The New Yorker's always witty and often erudite TV critic Nancy Franklin gives an account of watching the Obama inauguration from the comfort of her living room, and by the time I'd got halfway through it, I was feeling as though I'd missed out by traveling to Washington to see what (very little) I could in person. In fact I've seriously considered buying one of those DVDs of the coverage that all the networks are hawking.
But even though I missed seeing the event from every angle, in constant replays, and with copious commentary, I'm still convinced that there was no substitute for being there. True, if I'd had more wits about me, I could most likely have wangled my way more into the thick of things, like, for example, budding rock star Matt Fame (né Matt Lame), who at the Neighborhood Ball found himself close enough to both the Prez and Beyoncé to be heard telling the latter "Good job!" as she left the stage following her performance. He wisely refrained from reinforcing the point with a pat to her passing derrière (and even more wisely refrained from giving the President a similar treatment), but you know, he could have.

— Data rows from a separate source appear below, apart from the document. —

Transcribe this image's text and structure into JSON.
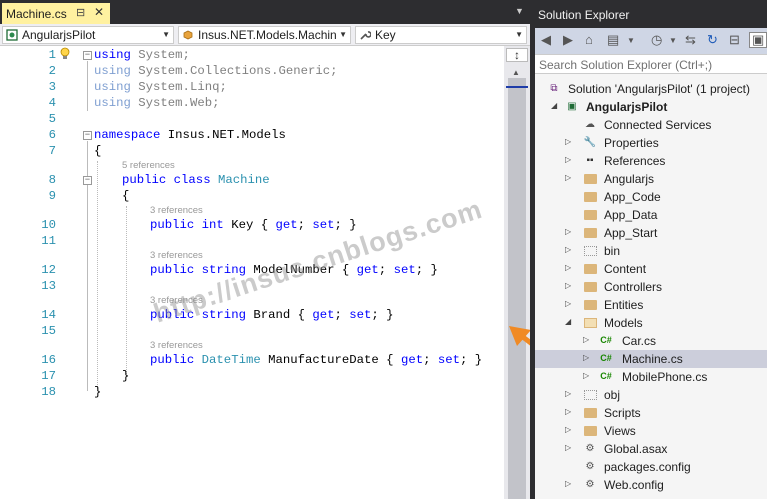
{
  "editor": {
    "tab_title": "Machine.cs",
    "nav_project": "AngularjsPilot",
    "nav_class": "Insus.NET.Models.Machin",
    "nav_member": "Key",
    "lines": [
      {
        "n": "1",
        "text": "using System;"
      },
      {
        "n": "2",
        "text": "using System.Collections.Generic;"
      },
      {
        "n": "3",
        "text": "using System.Linq;"
      },
      {
        "n": "4",
        "text": "using System.Web;"
      },
      {
        "n": "5",
        "text": ""
      },
      {
        "n": "6",
        "text": "namespace Insus.NET.Models"
      },
      {
        "n": "7",
        "text": "{"
      },
      {
        "n": "8",
        "text": "public class Machine"
      },
      {
        "n": "9",
        "text": "{"
      },
      {
        "n": "10",
        "text": "public int Key { get; set; }"
      },
      {
        "n": "11",
        "text": ""
      },
      {
        "n": "12",
        "text": "public string ModelNumber { get; set; }"
      },
      {
        "n": "13",
        "text": ""
      },
      {
        "n": "14",
        "text": "public string Brand { get; set; }"
      },
      {
        "n": "15",
        "text": ""
      },
      {
        "n": "16",
        "text": "public DateTime ManufactureDate { get; set; }"
      },
      {
        "n": "17",
        "text": "}"
      },
      {
        "n": "18",
        "text": "}"
      }
    ],
    "refs_class": "5 references",
    "refs_member": "3 references"
  },
  "watermark": "http://insus.cnblogs.com",
  "solution_explorer": {
    "title": "Solution Explorer",
    "search_placeholder": "Search Solution Explorer (Ctrl+;)",
    "items": [
      {
        "label": "Solution 'AngularjsPilot' (1 project)",
        "icon": "solution-icon"
      },
      {
        "label": "AngularjsPilot",
        "icon": "web-project-icon"
      },
      {
        "label": "Connected Services",
        "icon": "connected-services-icon"
      },
      {
        "label": "Properties",
        "icon": "wrench-icon"
      },
      {
        "label": "References",
        "icon": "references-icon"
      },
      {
        "label": "Angularjs",
        "icon": "folder-icon"
      },
      {
        "label": "App_Code",
        "icon": "folder-icon"
      },
      {
        "label": "App_Data",
        "icon": "folder-icon"
      },
      {
        "label": "App_Start",
        "icon": "folder-icon"
      },
      {
        "label": "bin",
        "icon": "dotted-folder-icon"
      },
      {
        "label": "Content",
        "icon": "folder-icon"
      },
      {
        "label": "Controllers",
        "icon": "folder-icon"
      },
      {
        "label": "Entities",
        "icon": "folder-icon"
      },
      {
        "label": "Models",
        "icon": "open-folder-icon"
      },
      {
        "label": "Car.cs",
        "icon": "csharp-file-icon"
      },
      {
        "label": "Machine.cs",
        "icon": "csharp-file-icon"
      },
      {
        "label": "MobilePhone.cs",
        "icon": "csharp-file-icon"
      },
      {
        "label": "obj",
        "icon": "dotted-folder-icon"
      },
      {
        "label": "Scripts",
        "icon": "folder-icon"
      },
      {
        "label": "Views",
        "icon": "folder-icon"
      },
      {
        "label": "Global.asax",
        "icon": "asax-file-icon"
      },
      {
        "label": "packages.config",
        "icon": "config-file-icon"
      },
      {
        "label": "Web.config",
        "icon": "config-file-icon"
      }
    ]
  },
  "colors": {
    "accent": "#007acc",
    "keyword": "#0000ff",
    "type": "#2b91af",
    "tab_active": "#fff1a0",
    "selection": "#cccedb",
    "annotation_arrow": "#f08a24"
  }
}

Several other friends parlayed work or family connections into spots that were at the very least within sight and sound of the swearing-in ceremonies, while I had to be content with an out-of-sync Jumbotron at the backside of the Washington Monument. Still, the memories of being caught up in that wave of exuberant humanity, of seeing flags waving in hands where I never before would have pictured them, of patriotic songs rising from the throats of those who'd presumably never before had much to be patriotic about, of tears streaming unashamedly down faces of all ages, classes and colors, leave me in no doubt that I was right where I needed to be, and will likely treasure for the rest of my days the fact of having been there.
Or as Ms. Franklin somewhat poignantly put it: "I should have put the remote down and got myself to Washington and stood in the crowd, freezing and cheering, maybe even, for the first time, waving a flag. January 20th might have been the greatest day in my lifetime. By watching it on TV, I’d missed it."